There have been, in history, a number of short swords that were made to be drawn over the shoulder, usually by people who fought on horseback. These swords have only one edge, so you don't cut off your ear or slit your own throat; and they are very short, because you simply can't draw a long sword from your back. Now you will see, in the literature, swords called "back swords," and you'll think these are the ones you draw from your back. No, they are usually swords you wear on your back while riding around the countryside, but then hang from your waist if you actually get into a battle.
Don't have people drawing katanas or longswords over their shoulders, or I'll have to come hurt you.
Please avoid another favorite Hollywood bullpuckey device, which is the baton-twirling change of grip on a sword. It looks way cool, but it's the stupidest move on the planet. All somebody has to do is touch that sword while you're not holding it, and presto, you're unarmed. Oh, by the way, that's when they can hit you, too.
Now folks have reversed grip on swords and daggers all through history, it's a common and useful move, but it's almost always done by gripping the blade in your off hand, and then reversing.

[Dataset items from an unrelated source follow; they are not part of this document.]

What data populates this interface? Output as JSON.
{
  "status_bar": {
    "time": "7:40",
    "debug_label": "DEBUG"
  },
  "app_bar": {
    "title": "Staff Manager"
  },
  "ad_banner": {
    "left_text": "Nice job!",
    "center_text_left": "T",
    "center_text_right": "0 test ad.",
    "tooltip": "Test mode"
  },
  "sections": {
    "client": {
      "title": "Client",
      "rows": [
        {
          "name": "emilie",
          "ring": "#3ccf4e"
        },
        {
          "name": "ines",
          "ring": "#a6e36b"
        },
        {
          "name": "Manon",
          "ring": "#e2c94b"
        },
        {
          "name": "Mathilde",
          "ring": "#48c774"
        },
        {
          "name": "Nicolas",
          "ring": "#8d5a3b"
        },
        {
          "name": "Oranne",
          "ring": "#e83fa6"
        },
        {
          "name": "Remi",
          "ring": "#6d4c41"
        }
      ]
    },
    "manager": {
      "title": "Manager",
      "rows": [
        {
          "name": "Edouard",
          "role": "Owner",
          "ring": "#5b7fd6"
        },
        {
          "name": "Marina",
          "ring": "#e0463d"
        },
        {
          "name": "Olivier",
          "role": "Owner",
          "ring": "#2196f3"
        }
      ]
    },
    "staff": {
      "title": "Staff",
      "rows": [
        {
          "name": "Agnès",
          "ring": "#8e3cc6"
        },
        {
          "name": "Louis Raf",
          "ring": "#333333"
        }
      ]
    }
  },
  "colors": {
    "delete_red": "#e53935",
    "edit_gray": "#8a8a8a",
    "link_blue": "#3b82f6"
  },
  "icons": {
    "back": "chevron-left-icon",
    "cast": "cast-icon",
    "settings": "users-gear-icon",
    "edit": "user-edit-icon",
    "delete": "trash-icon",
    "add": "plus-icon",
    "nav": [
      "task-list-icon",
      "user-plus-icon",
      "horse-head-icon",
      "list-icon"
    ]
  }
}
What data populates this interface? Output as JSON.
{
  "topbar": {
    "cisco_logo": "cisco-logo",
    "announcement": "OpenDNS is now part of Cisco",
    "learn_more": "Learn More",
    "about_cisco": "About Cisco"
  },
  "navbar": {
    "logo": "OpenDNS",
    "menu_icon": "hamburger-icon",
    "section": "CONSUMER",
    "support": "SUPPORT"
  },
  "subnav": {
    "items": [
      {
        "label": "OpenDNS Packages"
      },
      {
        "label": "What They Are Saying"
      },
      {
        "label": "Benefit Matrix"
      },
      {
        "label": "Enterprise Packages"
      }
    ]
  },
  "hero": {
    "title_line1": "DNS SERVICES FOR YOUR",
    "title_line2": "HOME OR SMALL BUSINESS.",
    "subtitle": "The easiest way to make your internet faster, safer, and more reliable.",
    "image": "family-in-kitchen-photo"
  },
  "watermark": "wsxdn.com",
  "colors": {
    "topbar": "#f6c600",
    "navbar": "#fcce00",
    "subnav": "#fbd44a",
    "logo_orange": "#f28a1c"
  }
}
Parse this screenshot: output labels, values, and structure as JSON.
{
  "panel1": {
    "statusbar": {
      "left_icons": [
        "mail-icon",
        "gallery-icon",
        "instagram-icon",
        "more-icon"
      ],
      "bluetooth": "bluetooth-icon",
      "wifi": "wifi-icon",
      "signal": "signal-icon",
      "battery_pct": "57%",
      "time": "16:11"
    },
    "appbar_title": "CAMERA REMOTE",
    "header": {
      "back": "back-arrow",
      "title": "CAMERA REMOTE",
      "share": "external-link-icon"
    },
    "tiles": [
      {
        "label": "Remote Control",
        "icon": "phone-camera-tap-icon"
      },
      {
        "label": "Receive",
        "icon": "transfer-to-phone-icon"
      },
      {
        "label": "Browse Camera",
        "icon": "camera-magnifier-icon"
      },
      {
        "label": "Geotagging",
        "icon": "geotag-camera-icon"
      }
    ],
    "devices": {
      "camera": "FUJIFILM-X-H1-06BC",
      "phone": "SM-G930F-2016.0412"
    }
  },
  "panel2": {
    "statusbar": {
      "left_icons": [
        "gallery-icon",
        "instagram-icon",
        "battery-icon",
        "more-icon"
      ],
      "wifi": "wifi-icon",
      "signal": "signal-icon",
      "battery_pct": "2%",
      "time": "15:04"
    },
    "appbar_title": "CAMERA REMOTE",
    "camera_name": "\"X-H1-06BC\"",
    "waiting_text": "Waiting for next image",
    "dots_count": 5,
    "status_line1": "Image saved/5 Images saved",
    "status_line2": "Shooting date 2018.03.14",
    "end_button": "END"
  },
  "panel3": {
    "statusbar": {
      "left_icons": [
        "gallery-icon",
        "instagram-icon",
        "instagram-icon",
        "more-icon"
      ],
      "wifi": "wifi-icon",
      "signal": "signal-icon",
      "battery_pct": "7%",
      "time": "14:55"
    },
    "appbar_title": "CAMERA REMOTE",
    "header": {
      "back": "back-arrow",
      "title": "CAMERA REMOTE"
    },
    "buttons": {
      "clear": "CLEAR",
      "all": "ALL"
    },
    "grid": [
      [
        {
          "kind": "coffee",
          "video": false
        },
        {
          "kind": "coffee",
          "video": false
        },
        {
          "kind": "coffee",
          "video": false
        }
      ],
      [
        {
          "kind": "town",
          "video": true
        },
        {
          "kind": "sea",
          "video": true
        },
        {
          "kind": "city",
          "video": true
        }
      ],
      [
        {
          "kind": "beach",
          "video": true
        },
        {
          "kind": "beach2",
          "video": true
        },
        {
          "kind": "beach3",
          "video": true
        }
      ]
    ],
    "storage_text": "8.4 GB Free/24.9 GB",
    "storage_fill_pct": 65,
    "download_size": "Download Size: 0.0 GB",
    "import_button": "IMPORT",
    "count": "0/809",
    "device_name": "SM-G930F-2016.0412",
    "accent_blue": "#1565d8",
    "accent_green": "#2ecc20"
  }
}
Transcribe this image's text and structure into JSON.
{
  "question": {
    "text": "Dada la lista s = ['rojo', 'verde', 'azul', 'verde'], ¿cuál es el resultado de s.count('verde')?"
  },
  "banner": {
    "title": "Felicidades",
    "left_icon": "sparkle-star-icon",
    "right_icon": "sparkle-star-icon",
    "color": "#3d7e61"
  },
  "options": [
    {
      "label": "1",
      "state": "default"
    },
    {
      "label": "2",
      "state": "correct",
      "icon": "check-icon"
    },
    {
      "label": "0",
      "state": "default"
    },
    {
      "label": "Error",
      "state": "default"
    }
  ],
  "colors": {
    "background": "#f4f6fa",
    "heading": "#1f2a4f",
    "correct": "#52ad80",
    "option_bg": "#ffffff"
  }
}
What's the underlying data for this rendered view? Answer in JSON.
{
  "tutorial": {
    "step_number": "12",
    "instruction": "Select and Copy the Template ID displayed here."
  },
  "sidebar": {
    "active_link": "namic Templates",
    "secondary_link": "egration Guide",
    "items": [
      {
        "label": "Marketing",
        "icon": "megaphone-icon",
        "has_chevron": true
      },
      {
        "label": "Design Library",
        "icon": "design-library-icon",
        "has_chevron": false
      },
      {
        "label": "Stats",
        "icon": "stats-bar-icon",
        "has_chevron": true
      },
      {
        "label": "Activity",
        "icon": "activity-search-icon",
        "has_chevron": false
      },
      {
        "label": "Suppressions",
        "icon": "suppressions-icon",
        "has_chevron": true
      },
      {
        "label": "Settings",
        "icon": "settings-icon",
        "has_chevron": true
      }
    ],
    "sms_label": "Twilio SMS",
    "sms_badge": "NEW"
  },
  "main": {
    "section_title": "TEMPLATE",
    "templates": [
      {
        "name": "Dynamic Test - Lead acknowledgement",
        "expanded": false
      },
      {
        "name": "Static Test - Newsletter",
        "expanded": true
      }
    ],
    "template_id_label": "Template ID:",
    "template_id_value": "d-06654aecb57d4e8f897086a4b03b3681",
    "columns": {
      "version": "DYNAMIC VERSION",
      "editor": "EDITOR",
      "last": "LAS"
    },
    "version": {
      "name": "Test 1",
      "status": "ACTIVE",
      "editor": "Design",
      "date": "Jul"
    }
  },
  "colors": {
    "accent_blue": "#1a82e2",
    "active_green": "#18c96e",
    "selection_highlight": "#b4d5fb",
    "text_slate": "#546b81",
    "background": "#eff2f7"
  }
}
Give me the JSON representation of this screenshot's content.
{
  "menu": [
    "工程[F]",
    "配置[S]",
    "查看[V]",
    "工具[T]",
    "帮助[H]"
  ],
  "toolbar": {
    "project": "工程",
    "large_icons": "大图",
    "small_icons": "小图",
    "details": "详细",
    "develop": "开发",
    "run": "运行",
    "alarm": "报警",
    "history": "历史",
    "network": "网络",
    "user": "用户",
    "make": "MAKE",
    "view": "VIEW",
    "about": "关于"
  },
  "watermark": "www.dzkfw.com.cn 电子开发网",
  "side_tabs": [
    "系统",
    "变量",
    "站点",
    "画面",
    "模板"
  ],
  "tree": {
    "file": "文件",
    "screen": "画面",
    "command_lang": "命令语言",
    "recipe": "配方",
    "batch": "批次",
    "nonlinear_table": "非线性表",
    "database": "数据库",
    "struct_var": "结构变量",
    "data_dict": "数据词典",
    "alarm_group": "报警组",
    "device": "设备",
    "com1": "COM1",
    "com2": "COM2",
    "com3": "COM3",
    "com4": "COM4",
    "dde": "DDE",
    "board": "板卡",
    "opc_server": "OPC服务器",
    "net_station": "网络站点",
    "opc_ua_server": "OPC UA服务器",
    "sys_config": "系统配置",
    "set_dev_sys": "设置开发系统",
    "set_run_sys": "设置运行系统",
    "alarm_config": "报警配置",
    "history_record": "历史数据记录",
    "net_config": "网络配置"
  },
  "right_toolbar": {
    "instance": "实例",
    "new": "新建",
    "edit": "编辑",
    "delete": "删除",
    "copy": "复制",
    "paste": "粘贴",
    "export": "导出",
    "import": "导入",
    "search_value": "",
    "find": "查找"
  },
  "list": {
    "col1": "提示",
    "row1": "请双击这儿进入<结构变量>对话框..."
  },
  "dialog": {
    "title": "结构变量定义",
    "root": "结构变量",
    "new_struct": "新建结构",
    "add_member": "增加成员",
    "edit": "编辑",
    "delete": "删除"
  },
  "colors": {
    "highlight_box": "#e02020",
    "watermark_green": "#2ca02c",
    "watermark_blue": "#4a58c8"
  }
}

Folks gripped their own blades a lot, especially when wearing leather or armored gloves. I bet you do it in the kitchen, sometimes, when cutting with a large knife. You can get really wicked action on a sword by holding it in front of you like staff, and suddenly sweeping right or left, with the blade out. You can roll an opponent off your blade and club him with the grip, or go the other way and roll him off, and sweep the point into him, with your arm right on it. If you're quick, you can trap his shield arm.